Tuesday, March 12, 2019

First Things First


The Parenting Pyramid by Arbinger Company is an invaluable source of evaluation that is critical to us as parents.  If we are not taking inventory of situations and reactions we can be causing harm without ever realizing it. 


Wallace, Chris and Debbie (2002, May 2). Are You An Imperfect Parent? And why it might be good if you are..., Retrieved: http://ws.arbinger.com/wp-content//uploads/2013/08/April2012Newsletter.pdf

The foundational principle of the pyramid is the Personal Way of Being. This means the way we care for our self, use our time, our attitudes, our beliefs, our reactions. These all MATTER. These things all matter and affect all our relationships. Especially our ability to parent our children in positive ways.

Number two on the pyramid is Parents Relationship. We often think of this relationship separate from our parenting. No one can completely compartmentalize their worlds. Kids are perceptive and see and feel the affects of your relationship. "The marital relationship is the central relationship in the family; in significant ways it colors all others." It has been said to father's "the most important thing you will ever do for your children is to love their mother."
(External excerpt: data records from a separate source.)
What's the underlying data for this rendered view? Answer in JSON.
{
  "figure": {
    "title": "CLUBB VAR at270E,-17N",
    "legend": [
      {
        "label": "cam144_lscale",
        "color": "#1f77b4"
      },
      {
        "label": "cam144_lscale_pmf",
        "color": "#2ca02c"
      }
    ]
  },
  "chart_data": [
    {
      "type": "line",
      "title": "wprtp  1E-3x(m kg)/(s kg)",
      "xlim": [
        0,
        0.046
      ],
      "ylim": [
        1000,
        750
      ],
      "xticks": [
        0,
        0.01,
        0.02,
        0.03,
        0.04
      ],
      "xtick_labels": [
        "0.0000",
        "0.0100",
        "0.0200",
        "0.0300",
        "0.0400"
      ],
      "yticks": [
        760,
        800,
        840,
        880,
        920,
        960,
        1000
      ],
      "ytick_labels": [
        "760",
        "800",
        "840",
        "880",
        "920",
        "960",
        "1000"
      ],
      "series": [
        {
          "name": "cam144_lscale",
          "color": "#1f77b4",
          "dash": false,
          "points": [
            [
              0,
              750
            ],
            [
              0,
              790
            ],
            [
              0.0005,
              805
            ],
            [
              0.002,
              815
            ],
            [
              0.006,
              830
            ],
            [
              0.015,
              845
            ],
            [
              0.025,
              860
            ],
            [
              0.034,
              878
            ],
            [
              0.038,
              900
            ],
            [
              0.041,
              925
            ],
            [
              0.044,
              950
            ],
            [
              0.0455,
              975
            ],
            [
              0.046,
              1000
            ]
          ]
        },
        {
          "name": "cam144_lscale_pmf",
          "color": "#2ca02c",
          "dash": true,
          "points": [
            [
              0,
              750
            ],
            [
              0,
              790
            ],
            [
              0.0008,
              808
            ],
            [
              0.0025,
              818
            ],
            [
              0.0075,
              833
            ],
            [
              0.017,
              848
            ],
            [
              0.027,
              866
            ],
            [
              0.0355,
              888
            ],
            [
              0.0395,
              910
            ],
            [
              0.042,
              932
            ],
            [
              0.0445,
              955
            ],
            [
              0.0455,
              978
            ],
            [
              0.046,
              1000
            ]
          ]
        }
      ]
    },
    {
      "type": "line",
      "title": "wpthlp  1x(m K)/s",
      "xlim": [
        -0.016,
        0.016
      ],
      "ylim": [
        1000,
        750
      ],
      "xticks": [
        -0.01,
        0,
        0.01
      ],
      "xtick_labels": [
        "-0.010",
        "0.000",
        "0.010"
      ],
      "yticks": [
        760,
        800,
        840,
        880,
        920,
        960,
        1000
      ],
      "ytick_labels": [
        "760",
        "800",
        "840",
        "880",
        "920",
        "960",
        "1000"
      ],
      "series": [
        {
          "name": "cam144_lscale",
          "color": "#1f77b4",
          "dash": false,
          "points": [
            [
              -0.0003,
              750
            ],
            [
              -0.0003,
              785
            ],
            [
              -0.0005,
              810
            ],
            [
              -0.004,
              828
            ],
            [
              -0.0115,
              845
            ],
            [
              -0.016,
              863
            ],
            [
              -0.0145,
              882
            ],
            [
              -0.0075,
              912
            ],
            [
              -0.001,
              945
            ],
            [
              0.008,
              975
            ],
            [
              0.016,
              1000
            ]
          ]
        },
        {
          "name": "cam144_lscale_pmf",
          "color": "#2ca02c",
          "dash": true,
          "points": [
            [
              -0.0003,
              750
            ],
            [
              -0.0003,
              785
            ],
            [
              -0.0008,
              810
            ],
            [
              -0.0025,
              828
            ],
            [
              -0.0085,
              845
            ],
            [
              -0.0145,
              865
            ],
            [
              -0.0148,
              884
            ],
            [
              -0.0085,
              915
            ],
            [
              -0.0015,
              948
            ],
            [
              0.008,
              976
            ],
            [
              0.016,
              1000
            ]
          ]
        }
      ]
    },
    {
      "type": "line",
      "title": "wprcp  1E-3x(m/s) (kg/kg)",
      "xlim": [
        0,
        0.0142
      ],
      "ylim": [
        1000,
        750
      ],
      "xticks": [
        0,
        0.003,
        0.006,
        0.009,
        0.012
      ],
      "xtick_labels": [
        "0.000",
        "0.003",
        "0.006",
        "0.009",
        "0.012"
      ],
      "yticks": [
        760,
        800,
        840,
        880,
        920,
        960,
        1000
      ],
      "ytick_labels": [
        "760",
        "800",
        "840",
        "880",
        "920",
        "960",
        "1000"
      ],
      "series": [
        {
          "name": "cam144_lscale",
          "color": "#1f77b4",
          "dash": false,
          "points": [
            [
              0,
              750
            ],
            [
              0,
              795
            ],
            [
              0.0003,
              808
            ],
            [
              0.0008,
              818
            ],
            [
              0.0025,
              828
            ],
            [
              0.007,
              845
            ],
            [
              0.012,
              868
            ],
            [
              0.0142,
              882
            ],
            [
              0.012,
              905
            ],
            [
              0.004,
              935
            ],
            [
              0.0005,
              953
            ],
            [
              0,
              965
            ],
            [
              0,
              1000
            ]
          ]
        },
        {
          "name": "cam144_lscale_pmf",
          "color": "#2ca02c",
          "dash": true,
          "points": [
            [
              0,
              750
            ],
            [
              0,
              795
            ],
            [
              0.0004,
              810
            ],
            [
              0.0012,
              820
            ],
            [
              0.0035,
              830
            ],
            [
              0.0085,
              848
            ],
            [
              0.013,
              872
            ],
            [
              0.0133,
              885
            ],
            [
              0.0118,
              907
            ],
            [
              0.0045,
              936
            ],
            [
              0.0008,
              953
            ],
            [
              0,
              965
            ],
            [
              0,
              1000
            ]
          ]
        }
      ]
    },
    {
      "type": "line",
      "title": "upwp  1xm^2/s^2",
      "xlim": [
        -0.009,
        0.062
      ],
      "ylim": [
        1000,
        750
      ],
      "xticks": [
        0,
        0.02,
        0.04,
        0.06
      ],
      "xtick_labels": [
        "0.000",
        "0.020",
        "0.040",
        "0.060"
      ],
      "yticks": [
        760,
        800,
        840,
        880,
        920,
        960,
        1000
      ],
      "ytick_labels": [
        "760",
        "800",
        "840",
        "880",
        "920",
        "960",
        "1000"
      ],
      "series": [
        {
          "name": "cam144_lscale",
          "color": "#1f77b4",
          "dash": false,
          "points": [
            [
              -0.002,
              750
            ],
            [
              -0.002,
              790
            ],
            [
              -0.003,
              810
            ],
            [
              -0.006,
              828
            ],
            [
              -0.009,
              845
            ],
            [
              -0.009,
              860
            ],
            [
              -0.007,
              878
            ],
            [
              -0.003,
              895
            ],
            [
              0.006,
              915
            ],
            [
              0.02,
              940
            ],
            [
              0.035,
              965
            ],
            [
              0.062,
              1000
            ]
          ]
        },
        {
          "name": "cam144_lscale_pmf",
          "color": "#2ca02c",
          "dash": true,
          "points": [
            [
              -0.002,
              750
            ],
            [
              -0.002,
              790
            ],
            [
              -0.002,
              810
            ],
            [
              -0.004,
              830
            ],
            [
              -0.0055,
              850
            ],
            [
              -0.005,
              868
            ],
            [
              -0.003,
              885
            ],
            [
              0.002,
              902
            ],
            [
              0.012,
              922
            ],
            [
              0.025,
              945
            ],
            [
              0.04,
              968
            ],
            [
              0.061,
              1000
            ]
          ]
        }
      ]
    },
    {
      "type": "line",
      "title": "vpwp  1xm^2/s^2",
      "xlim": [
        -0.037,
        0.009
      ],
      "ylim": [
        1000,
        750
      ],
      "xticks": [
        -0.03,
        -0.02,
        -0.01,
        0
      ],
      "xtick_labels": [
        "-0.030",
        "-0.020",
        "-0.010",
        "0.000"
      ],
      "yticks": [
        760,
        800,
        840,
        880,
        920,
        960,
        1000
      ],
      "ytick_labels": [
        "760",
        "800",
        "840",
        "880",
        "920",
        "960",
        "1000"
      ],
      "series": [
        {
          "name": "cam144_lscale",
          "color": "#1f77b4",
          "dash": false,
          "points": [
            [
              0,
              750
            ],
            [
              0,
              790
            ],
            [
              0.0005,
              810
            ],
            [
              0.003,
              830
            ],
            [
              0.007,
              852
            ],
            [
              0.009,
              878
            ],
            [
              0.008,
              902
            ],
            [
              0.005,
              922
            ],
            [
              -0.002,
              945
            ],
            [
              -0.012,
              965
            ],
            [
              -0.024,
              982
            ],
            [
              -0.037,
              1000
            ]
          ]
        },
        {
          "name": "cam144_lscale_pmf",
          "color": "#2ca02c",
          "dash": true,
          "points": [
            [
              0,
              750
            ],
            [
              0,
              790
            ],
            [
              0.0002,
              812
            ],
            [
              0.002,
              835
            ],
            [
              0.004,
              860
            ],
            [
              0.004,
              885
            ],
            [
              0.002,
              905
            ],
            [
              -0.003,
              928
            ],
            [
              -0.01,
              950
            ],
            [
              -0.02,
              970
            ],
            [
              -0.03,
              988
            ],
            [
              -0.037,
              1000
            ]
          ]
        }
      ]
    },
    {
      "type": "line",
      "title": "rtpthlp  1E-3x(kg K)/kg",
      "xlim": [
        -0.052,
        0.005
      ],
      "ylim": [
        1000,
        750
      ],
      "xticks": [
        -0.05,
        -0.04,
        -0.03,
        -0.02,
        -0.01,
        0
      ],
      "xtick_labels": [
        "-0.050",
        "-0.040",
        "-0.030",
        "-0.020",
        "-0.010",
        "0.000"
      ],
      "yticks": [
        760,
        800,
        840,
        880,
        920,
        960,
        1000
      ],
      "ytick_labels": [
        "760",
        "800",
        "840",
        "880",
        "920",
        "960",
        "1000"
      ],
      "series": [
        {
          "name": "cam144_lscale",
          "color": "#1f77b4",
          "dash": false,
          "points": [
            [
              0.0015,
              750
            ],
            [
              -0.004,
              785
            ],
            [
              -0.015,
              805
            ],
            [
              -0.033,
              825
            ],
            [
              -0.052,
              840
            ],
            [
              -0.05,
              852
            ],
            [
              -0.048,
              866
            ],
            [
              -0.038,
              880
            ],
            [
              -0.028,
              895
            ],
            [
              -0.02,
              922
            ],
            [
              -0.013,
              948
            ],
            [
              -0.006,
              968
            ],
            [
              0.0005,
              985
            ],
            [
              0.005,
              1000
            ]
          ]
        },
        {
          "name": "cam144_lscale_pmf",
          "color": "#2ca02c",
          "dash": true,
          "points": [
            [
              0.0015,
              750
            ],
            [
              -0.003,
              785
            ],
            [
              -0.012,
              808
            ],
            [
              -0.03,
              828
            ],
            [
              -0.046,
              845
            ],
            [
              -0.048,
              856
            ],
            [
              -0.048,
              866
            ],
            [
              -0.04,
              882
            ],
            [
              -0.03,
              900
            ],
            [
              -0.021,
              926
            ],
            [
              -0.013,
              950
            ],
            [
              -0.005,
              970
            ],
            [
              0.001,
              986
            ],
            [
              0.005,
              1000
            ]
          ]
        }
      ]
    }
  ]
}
It may surprise you that number three on the Parenting Pyramid is the first mention of Children. This layer is the Parent/Child Relationship.  We must consistently be working to stabilize our self then with others, including our children. If we do not cultivate a loving and supportive relationship with our children we will never be able to teach them in the ways they need to be.

Number Four is when the Teaching begins only after we have established ourselves and stabilized our relationships are we in a prime position to be able to teach. Children listen to those who they feel respected by. 

The tip of the Parenting Pyramid is Correction, it is small and comes last because without the other 4 foundational steps all we have is discipline that will be control based and fear induced. Too often parents begin with correction then work backwards, they then think since they have controlled the problem they can teach then work on their relationship with their children. This backwards approach will not produce well adjusted children.  

Wednesday, March 6, 2019

Welcome to Paradigm Parenting Skills!


Parenting is one of the greatest adventures you will ever embark on. It can bring you great joy, invoke your greatest hopes, and stretch you to your limits. The purpose of this sharing space is to give place for the exploration of basic parenting principles.


Each post will be categorized under the following labels that come from the NEPEM (National Extension Parent Education Model). This model was not created as a parenting education program. It was created to provide a common ground on 29 critical parenting practices (not exclusive) that are organized into six areas: Self Care, Understand, Guide, Nurture, Motivate, Develop, Advocate. These areas were organized carefully to provide understanding and direction across cultures and belief systems in these important areas of parenting. Explore our posts to find information and sharpen your skills here with us at Paradigm Parenting Skills!